Io Individuo: Nayt resta fedele a sé stesso e alza ancora il livello

Nayt ph Alessio AlbI
Foto di Alessio Albi

Dopo il passaggio a Festival di Sanremo, qualcuno poteva aspettarsi una direzione diversa. Magari più accessibile, magari più pop. Ma bastava ascoltare il brano portato in gara, o semplicemente aver seguito Nayt negli ultimi anni, per capire che Io Individuo non avrebbe tradito il percorso. E infatti è esattamente così: un disco coerente, maturo e profondamente personale.

Io Individuo è la conferma della crescita artistica di Nayt

Io Individuo arriva in un momento chiave della carriera di Nayt. È il suo primo album dopo Sanremo, quindi inevitabilmente sotto una lente diversa, più ampia. Ma invece di adattarsi a nuove logiche, Nayt fa l’opposto: ribadisce la sua identità.

Dentro il disco c’è tutto quello che lo ha reso uno degli artisti più solidi della scena italiana: contenuto, maturità e una visione critica della realtà. C’è rabbia, c’è lucidità e c’è soprattutto un forte senso di rifiuto verso le contraddizioni della società e dell’industria musicale.

Non è una novità, ma è proprio questa continuità a renderlo credibile. Disco dopo disco, Nayt continua a dimostrare di essere un artista con una direzione chiara, senza bisogno di rincorrere trend o compromessi.

La forza del progetto si percepisce fin dalla prima traccia, Scrivendo. Qui parte subito con un’impostazione cruda, senza filtri: tre strofe dense, tecniche e cariche di contenuto. Non c’è introduzione soft, non c’è costruzione graduale. È un attacco diretto.

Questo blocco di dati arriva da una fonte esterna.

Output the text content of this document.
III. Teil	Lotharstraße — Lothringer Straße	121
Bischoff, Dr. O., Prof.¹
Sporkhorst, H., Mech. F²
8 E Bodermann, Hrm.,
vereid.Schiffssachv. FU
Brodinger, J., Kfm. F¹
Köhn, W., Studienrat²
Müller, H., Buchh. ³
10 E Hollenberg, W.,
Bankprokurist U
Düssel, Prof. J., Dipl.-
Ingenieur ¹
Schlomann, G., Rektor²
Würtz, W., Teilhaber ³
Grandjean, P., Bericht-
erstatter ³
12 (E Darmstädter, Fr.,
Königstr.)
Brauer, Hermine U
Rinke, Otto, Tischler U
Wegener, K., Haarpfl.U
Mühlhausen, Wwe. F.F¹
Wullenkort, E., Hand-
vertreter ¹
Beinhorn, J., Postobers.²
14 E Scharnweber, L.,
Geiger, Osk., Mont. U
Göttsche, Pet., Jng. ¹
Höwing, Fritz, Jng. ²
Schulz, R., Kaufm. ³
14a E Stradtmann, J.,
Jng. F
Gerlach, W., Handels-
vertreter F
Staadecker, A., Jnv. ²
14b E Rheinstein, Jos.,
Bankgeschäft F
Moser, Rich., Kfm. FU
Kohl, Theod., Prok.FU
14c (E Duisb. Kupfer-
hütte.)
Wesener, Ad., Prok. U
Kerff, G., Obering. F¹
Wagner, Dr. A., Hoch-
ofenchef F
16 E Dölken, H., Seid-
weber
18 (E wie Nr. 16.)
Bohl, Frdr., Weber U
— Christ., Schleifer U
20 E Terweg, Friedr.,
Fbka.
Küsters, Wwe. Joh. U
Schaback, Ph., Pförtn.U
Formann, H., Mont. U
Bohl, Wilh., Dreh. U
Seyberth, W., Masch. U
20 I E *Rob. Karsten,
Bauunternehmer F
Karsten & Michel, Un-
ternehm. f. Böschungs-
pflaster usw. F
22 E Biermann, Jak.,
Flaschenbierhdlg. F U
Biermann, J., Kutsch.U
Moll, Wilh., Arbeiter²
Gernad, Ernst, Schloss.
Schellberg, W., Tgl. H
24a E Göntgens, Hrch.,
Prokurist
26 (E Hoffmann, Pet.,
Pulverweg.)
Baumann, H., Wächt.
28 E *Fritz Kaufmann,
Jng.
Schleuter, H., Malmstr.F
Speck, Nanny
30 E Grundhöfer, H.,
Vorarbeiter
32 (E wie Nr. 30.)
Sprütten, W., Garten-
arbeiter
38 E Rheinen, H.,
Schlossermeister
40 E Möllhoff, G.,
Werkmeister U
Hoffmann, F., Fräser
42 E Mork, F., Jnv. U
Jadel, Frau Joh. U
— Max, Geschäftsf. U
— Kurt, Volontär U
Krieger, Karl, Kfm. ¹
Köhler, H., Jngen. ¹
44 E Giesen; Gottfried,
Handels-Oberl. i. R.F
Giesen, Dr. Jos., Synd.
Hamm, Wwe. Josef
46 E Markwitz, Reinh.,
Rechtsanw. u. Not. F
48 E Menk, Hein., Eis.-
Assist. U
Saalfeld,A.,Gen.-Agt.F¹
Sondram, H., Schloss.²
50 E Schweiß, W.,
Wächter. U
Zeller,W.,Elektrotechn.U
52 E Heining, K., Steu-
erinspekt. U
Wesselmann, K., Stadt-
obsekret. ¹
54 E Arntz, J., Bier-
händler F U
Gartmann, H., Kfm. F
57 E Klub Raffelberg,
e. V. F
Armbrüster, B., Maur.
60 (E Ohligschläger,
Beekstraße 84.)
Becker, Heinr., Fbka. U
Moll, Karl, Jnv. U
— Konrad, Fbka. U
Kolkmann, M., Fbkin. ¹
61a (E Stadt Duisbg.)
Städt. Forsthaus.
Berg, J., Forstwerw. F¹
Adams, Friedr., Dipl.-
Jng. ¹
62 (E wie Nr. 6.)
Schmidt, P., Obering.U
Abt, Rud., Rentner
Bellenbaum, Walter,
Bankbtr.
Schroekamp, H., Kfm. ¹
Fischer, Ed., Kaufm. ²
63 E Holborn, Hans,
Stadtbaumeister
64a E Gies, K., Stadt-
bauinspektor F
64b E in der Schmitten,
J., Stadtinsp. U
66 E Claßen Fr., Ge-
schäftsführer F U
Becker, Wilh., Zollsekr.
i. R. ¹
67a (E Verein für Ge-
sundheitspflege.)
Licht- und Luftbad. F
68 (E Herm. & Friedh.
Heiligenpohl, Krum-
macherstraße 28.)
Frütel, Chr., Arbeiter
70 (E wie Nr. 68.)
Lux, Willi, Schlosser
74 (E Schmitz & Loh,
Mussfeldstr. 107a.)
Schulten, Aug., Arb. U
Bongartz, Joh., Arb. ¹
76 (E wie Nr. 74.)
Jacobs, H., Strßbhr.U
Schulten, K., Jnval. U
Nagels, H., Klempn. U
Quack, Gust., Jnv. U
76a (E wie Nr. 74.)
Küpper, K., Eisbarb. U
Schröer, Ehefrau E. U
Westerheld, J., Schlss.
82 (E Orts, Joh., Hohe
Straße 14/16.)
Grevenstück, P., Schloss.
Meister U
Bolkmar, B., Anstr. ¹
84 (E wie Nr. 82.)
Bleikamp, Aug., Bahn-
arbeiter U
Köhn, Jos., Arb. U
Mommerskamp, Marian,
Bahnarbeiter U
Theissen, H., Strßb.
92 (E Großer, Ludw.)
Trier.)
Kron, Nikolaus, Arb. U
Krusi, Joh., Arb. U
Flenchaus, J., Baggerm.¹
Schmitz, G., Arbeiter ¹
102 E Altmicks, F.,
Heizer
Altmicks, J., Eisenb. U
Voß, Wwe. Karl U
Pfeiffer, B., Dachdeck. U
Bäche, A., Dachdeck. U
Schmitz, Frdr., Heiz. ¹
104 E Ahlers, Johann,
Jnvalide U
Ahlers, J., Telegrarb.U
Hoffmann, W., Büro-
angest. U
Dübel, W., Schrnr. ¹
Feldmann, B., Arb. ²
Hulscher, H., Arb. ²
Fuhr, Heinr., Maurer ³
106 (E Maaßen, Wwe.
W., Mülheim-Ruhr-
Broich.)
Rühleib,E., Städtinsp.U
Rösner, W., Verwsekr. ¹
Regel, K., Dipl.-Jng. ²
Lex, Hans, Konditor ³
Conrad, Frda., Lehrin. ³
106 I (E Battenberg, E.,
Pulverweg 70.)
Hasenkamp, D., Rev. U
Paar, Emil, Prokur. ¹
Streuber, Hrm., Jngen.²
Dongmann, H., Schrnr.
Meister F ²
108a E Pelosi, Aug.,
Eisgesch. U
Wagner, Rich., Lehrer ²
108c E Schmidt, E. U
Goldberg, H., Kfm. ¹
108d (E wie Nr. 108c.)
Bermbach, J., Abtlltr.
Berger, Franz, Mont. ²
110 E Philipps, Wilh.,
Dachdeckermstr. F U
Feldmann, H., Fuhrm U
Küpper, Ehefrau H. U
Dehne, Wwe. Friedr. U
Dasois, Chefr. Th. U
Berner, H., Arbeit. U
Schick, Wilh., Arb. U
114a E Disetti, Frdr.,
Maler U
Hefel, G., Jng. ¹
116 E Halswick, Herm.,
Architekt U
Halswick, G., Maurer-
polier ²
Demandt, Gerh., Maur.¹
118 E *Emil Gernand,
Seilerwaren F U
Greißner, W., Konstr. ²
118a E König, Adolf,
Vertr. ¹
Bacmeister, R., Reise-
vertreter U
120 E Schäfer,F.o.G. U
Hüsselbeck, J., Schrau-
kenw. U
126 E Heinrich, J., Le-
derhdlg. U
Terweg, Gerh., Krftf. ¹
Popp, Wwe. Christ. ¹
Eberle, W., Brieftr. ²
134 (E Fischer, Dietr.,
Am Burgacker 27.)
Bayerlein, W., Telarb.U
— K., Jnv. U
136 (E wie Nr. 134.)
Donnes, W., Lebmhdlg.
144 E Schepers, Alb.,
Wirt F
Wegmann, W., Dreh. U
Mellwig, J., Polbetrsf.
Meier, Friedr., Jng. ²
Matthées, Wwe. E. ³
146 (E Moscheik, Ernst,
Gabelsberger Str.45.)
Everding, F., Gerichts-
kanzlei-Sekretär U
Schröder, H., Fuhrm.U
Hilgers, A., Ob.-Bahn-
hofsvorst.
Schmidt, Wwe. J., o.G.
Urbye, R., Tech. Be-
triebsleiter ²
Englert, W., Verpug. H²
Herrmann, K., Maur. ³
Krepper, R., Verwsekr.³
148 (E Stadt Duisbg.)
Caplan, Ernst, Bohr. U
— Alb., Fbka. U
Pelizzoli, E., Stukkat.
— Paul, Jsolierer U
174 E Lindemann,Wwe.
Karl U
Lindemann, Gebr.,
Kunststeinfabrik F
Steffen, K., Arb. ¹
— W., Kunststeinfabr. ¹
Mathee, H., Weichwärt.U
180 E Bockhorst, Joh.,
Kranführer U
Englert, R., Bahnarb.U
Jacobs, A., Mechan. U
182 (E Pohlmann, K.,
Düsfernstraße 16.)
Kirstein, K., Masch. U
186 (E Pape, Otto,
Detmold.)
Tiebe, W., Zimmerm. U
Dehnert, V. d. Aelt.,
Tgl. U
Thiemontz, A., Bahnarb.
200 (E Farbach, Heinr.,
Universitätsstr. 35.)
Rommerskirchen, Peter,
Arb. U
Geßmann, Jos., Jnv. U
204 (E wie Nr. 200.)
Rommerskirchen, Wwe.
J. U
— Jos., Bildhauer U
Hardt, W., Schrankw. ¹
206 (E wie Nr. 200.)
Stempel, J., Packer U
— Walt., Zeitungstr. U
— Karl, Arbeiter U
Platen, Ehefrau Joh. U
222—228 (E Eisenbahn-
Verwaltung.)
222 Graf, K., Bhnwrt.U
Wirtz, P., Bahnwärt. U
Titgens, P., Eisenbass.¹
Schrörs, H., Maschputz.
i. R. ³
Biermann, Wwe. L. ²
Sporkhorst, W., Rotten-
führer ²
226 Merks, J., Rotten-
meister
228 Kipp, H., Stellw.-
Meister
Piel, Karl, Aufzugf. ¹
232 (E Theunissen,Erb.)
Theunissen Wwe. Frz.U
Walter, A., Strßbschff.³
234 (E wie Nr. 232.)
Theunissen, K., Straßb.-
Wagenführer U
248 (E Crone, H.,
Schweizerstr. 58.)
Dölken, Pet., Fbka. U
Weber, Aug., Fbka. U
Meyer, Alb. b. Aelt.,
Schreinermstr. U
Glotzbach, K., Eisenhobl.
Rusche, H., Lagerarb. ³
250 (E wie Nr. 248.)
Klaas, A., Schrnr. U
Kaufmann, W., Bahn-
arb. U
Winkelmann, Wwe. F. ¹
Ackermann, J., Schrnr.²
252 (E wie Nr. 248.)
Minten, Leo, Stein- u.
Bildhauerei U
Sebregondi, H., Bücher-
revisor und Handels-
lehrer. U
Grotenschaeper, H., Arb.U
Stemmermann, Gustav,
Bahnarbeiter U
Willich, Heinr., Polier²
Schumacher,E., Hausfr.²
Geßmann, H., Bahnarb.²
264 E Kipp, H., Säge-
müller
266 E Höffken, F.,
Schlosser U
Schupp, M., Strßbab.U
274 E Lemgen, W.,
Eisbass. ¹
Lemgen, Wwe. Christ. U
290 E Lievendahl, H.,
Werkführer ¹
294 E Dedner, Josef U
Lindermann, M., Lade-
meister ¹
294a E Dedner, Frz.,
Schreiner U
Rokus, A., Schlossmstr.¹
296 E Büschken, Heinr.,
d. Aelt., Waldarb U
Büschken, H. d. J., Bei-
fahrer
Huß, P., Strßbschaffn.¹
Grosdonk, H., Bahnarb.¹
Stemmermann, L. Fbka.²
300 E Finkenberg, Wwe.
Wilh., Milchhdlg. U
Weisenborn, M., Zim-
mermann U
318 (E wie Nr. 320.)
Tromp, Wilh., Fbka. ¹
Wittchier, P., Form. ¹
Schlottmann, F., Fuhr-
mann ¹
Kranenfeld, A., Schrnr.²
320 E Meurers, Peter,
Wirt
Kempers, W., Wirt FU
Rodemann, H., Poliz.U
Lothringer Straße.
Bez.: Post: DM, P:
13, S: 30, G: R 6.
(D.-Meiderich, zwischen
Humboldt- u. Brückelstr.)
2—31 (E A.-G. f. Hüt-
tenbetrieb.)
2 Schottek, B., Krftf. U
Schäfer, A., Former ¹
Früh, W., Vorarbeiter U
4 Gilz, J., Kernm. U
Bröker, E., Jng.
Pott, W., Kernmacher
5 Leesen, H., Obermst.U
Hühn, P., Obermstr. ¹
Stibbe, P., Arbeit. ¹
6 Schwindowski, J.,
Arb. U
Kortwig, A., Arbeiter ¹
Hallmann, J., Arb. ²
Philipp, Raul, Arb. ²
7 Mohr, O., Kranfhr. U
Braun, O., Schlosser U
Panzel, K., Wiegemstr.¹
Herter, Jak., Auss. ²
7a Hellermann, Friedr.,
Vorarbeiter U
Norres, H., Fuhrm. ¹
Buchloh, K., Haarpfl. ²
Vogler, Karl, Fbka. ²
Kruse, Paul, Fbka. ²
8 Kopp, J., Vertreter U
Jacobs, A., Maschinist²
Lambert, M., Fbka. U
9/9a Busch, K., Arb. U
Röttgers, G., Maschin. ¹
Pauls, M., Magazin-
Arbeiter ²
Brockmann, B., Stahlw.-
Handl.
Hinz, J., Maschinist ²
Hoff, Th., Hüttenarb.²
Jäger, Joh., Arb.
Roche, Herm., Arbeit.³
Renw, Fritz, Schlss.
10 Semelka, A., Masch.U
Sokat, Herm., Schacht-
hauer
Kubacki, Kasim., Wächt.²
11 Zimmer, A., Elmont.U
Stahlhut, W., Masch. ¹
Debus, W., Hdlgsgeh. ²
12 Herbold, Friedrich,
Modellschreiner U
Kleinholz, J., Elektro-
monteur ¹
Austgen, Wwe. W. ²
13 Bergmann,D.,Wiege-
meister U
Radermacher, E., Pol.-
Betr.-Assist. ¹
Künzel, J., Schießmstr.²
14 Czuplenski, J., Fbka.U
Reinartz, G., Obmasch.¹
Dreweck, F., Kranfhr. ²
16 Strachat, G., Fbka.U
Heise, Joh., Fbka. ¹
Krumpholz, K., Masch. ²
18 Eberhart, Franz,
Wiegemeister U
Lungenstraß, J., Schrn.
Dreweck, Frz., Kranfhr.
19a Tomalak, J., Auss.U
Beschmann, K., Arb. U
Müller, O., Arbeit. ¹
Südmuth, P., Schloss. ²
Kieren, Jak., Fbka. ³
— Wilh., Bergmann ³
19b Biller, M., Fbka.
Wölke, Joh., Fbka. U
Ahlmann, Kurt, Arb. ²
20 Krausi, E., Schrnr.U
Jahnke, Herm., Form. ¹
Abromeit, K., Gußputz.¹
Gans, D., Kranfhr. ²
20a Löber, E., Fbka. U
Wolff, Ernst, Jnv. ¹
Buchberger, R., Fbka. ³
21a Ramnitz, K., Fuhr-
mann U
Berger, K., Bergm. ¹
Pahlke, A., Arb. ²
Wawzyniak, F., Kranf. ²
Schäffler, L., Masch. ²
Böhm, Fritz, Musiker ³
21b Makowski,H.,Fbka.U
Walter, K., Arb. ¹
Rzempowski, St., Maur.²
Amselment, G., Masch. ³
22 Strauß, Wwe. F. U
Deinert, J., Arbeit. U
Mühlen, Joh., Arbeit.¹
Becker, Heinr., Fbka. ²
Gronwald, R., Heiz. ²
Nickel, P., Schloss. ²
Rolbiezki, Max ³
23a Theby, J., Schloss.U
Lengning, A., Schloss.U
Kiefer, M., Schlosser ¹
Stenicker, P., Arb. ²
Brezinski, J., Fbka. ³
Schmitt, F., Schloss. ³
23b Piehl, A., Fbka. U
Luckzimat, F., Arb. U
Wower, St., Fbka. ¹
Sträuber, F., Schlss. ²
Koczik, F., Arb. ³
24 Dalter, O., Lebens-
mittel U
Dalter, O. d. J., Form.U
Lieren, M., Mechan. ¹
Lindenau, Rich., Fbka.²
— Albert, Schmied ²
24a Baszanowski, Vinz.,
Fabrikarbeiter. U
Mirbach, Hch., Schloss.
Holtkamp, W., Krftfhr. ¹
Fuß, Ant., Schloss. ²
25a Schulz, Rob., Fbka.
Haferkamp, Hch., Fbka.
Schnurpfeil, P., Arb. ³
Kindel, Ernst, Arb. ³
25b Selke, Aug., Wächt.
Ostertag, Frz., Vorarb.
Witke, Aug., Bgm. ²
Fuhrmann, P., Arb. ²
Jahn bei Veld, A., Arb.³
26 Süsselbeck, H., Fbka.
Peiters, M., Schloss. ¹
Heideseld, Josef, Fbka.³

Nel mirino finiscono diversi aspetti della società contemporanea e del sistema discografico. Il tono è critico, a tratti spietato, ma sempre controllato. È qui che emerge la sua cifra stilistica: un equilibrio tra tecnica e messaggio che pochi riescono a mantenere con questa costanza.

La seconda strofa di Ci Nasci, Ci Muori è tra le più emblematiche (con tra l’altro una sorta di riferimento a In Italia di Fabri Fibra):

Quanti politici in Italia
Fai il segno della croce e vivici in Italia
Stiamo stretti col fitting, ti aspetti che mi impicchi?
Non so cosa rispecchi una società se non ha diritti
Non so cosa rispetti a parte i soldi, a parte i dindi
Non è un Paese per vecchi ma per vecchi molto ricchi
Sto a casa che mi drogo finché poi non mi muovo
A volte prendo fuoco, sono un poco di buono
Rapporto che ho con l’altro: solo un gioco di ruolo
Mi accorgo che mi stanco e mi ridrogo di nuovo
Troppi flow, un disco all’anno, tutti platino in un tot
Sento gran cantautorato, poi ci ingravido l’hip hop
Entro a mio modo nel mainstream o può anche andare in cancrena
Il mio successo non dipende dal cantare a Sanremo

Tra apertura sonora e coerenza artistica

Come già successo nei suoi lavori precedenti, Nayt non si limita al rap puro. Anche in Io Individuo ci sono momenti più aperti dal punto di vista sonoro, ma non risultano mai forzati.

Quando si allontana da certe strutture classiche, lo fa con criterio. Non perde credibilità, non snatura il suo linguaggio e soprattutto non rompe il concept del disco. È un’evoluzione naturale, non una deviazione.

Interessanti anche le due interlude, che aggiungono profondità narrativa al progetto: una con un discorso della madre, che porta una dimensione più intima e personale; l’altra costruita come una conversazione, probabilmente con il suo psicoterapeuta, che apre uno spazio riflessivo raro nel rap italiano

Sono dettagli che rafforzano la sensazione generale: Io Individuo non è solo un album, è un percorso dentro la mente e l’identità di Nayt.

Ancora una volta, il risultato è chiaro: Nayt è uno di quelli che non sbaglia. Un artista completo, consapevole e, soprattutto, fottutamente forte.